Diketahui, Pemprov DKI telah menyetorkan uang commitment fee Rp 360 miliar dan Rp 200 miliar kepada panitia Formula E.
"Namun demikian, belum terlihat kesungguhan niat dari Gubernur Anies untuk mengembalikan uang Rp 560 miliar tersebut," lanjut Idris.
Padahal menurut dia, anggaran itu seharusnya ditarik dan dialihkan untuk penanganan pandemi Covid-19.
Mulai dari pelaksanaan tes swab, penyediaan tempat isolasi, pelayanan rumah sakit, hingga bantuan sosial bagi warga.

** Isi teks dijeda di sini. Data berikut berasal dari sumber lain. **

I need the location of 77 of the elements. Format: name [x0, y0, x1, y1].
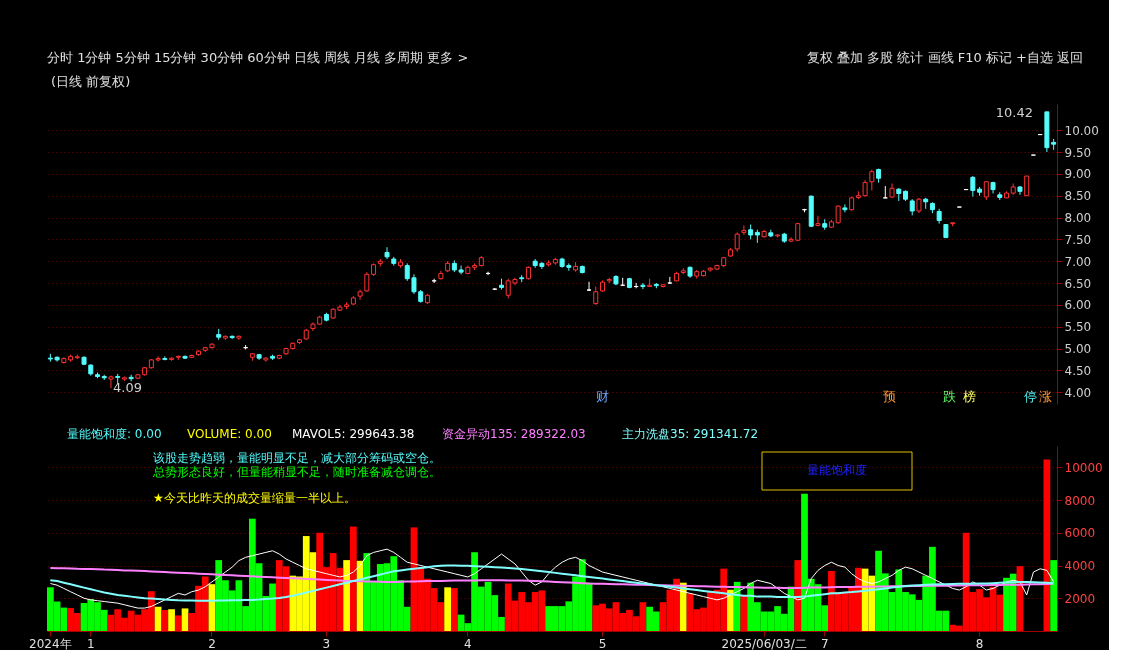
candlestick [815, 215, 821, 227]
chart-title: (日线 前复权) [51, 74, 131, 89]
candlestick [236, 334, 242, 341]
y-tick-label: 8.00 [1064, 211, 1092, 226]
text: 资金异动135: 289322.03 [442, 427, 586, 441]
bar [794, 560, 802, 631]
y-tick-label: 10000 [1064, 460, 1103, 475]
x-tick-label: 8 [975, 636, 984, 650]
candlestick [384, 246, 390, 260]
y-tick-label: 7.50 [1064, 232, 1092, 247]
candlestick [586, 281, 592, 292]
annotation: ★今天比昨天的成交量缩量一半以上。 [153, 491, 356, 505]
text: 量能饱和度: 0.00 [67, 427, 162, 441]
candlestick [970, 175, 976, 198]
annotation: 榜 [962, 389, 976, 404]
candlestick [741, 224, 747, 236]
annotation: 量能饱和度 [807, 463, 867, 477]
x-tick-label: 7 [820, 636, 829, 650]
x-tick-label: 1 [86, 636, 95, 650]
candlestick [835, 204, 841, 225]
text: 主力洗盘35: 291341.72 [622, 427, 759, 441]
candlestick [869, 169, 875, 191]
line-series [49, 564, 1055, 602]
bar [168, 609, 175, 631]
candlestick [640, 282, 646, 290]
annotation: 涨 [1038, 389, 1052, 404]
text: 分时 1分钟 5分钟 15分钟 30分钟 60分钟 日线 周线 月线 多周期 更多 > [47, 50, 469, 65]
text: 复权 叠加 多股 统计 画线 F10 标记 +自选 返回 [807, 50, 1083, 65]
text: MAVOL5: 299643.38 [292, 427, 415, 441]
annotation: 跌 [942, 389, 956, 404]
y-tick-label: 10.00 [1064, 123, 1099, 138]
y-tick-label: 9.00 [1064, 167, 1092, 182]
y-tick-label: 4000 [1064, 559, 1096, 574]
y-tick-label: 8.50 [1064, 189, 1092, 204]
candlestick [983, 181, 989, 201]
bar [451, 588, 458, 631]
y-tick-label: 8000 [1064, 493, 1096, 508]
bar [161, 609, 169, 631]
annotation: 预 [882, 389, 896, 404]
bar [174, 615, 182, 631]
y-tick-label: 7.00 [1064, 254, 1092, 269]
y-tick-label: 9.50 [1064, 145, 1092, 160]
annotation: 财 [595, 389, 609, 404]
line-series [49, 548, 1055, 609]
annotation: 总势形态良好，但量能稍显不足，随时准备减仓调仓。 [152, 465, 441, 479]
x-tick-label: 2025/06/03/二 [721, 636, 807, 650]
candlestick [1024, 175, 1030, 197]
bar [727, 589, 734, 631]
bar [350, 526, 357, 631]
candlestick [593, 286, 599, 306]
candlestick [108, 375, 114, 389]
candlestick [734, 231, 740, 253]
x-tick-label: 2024年 [29, 636, 72, 650]
bar [444, 587, 451, 631]
line-series [49, 566, 1055, 589]
annotation: 停 [1023, 389, 1037, 404]
candlestick [882, 185, 888, 199]
candlestick [842, 203, 848, 213]
bar [343, 560, 350, 631]
annotation: 该股走势趋弱，量能明显不足，减大部分筹码或空仓。 [153, 451, 441, 465]
x-tick-label: 2 [208, 636, 216, 650]
y-tick-label: 6.50 [1064, 276, 1092, 291]
y-tick-label: 6.00 [1064, 298, 1092, 313]
bar [1050, 560, 1057, 631]
annotation: 10.42 [995, 105, 1033, 120]
y-tick-label: 4.00 [1064, 385, 1092, 400]
text: VOLUME: 0.00 [187, 427, 272, 441]
y-tick-label: 4.50 [1064, 363, 1092, 378]
y-tick-label: 2000 [1064, 591, 1096, 606]
x-tick-label: 4 [464, 636, 472, 650]
x-tick-label: 3 [322, 636, 331, 650]
bar [181, 608, 189, 631]
x-tick-label: 5 [598, 636, 607, 650]
y-tick-label: 5.00 [1064, 342, 1092, 357]
annotation: 4.09 [113, 380, 142, 395]
y-tick-label: 5.50 [1064, 320, 1092, 335]
y-tick-label: 6000 [1064, 526, 1096, 541]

4. Ketidakjelasan prioritas anggaran
Idris menilai, prioritas anggaran di DKI tidak jelas. Ia mencontohkan, di APBD 2020, Pemprov DKI memprioritaskan anggaran event yang mencapai Rp 1,5 triliun (termasuk Formula E Rp 1,2 triliun).
Namun, anggaran pembangunan sekolah dan gelanggang olahraga masing-masing justru dipotong sebesar Rp 455,4 miliar dan Rp 320,5 miliar.
Di sisi lain, anggaran sangat minim untuk normalisasi dan tanggul pantai guna mengatasi banjir, pembangunan Light Rail Transit (LRT), dan infrastruktur air bersih. Bahkan, belakangan anggaran pembangunan LRT dan air bersih dihapus akibat defisit APBD.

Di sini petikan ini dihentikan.